On Friday, the relevant news wires were buzzing with the claim that “European Union leaders today agreed to binding targets to reduce the bloc’s emissions and boost its renewable energy capacity by 2020.” (see, e.g., Greenwire’s coverage, password required)
The ritual Euro-speak was on full, enthusiastic display. “’We can once again say to the rest of the world, Europe is taking the lead, you should join us in fighting climate change’, said European Commission President Jose Manuel Barroso. He called the deal ‘the most ambitious package ever agreed by any institution on energy security and climate change’.” Yes, you could say that. And most in Brussels generally do, no matter what the facts say.
It should come as no surprise that, upon scrutiny, and as per usual with the ambitious global warming rhetoric of our continental friends, the truth was slightly different.
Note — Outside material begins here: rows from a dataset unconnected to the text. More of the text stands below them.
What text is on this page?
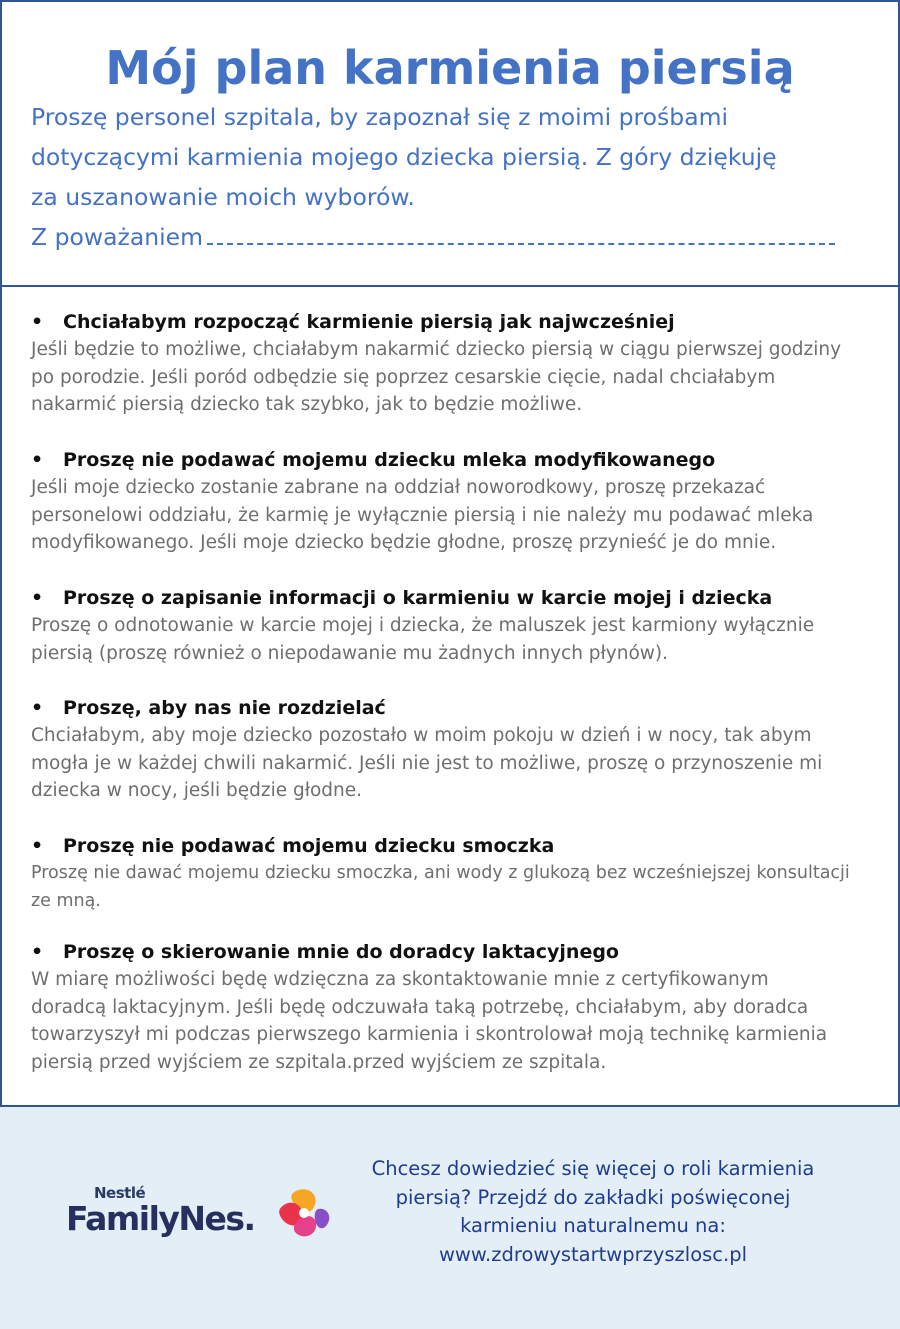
Mój plan karmienia piersią

Proszę personel szpitala, by zapoznał się z moimi prośbami

dotyczącymi karmienia mojego dziecka piersią. Z góry dziękuję

za uszanowanie moich wyborów.

Z poważaniem

• Chciałabym rozpocząć karmienie piersią jak najwcześniej

Jeśli będzie to możliwe, chciałabym nakarmić dziecko piersią w ciągu pierwszej godziny

po porodzie. Jeśli poród odbędzie się poprzez cesarskie cięcie, nadal chciałabym

nakarmić piersią dziecko tak szybko, jak to będzie możliwe.

• Proszę nie podawać mojemu dziecku mleka modyfikowanego

Jeśli moje dziecko zostanie zabrane na oddział noworodkowy, proszę przekazać

personelowi oddziału, że karmię je wyłącznie piersią i nie należy mu podawać mleka

modyfikowanego. Jeśli moje dziecko będzie głodne, proszę przynieść je do mnie.

• Proszę o zapisanie informacji o karmieniu w karcie mojej i dziecka

Proszę o odnotowanie w karcie mojej i dziecka, że maluszek jest karmiony wyłącznie

piersią (proszę również o niepodawanie mu żadnych innych płynów).

• Proszę, aby nas nie rozdzielać

Chciałabym, aby moje dziecko pozostało w moim pokoju w dzień i w nocy, tak abym

mogła je w każdej chwili nakarmić. Jeśli nie jest to możliwe, proszę o przynoszenie mi

dziecka w nocy, jeśli będzie głodne.

• Proszę nie podawać mojemu dziecku smoczka

Proszę nie dawać mojemu dziecku smoczka, ani wody z glukozą bez wcześniejszej konsultacji

ze mną.

• Proszę o skierowanie mnie do doradcy laktacyjnego

W miarę możliwości będę wdzięczna za skontaktowanie mnie z certyfikowanym

doradcą laktacyjnym. Jeśli będę odczuwała taką potrzebę, chciałabym, aby doradca

towarzyszył mi podczas pierwszego karmienia i skontrolował moją technikę karmienia

piersią przed wyjściem ze szpitala.przed wyjściem ze szpitala.

Nestlé
FamilyNes.

Chcesz dowiedzieć się więcej o roli karmienia

piersią? Przejdź do zakładki poświęconej

karmieniu naturalnemu na:

www.zdrowystartwprzyszlosc.pl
The AP coverage cited above missed a key point: “competence,” which dictates that in fact the binding agreement, like the “binding” Kyoto Protocol, is no such thing (Kyoto’s Article 18 says that it could be made binding, by amendment adopted by the Parties, which when proposed by the Saudis in December 2005 was rebuffed by the EU and Canada).
Thanks to the indispensable Benny Peiser at Liverpool John Moore’s University and host of CCNet, here’s what some of the more in-tune EU media are saying (Spiegel Online translated courtesy of Dr. Peiser):
“Barroso has to rely on the good will of member states….”
It turns out that the EU has no legal power or framework on energy issues that are entirely in the legal responsibility of member states.
May I suggest to Commission President Barroso that he develop a Plan B?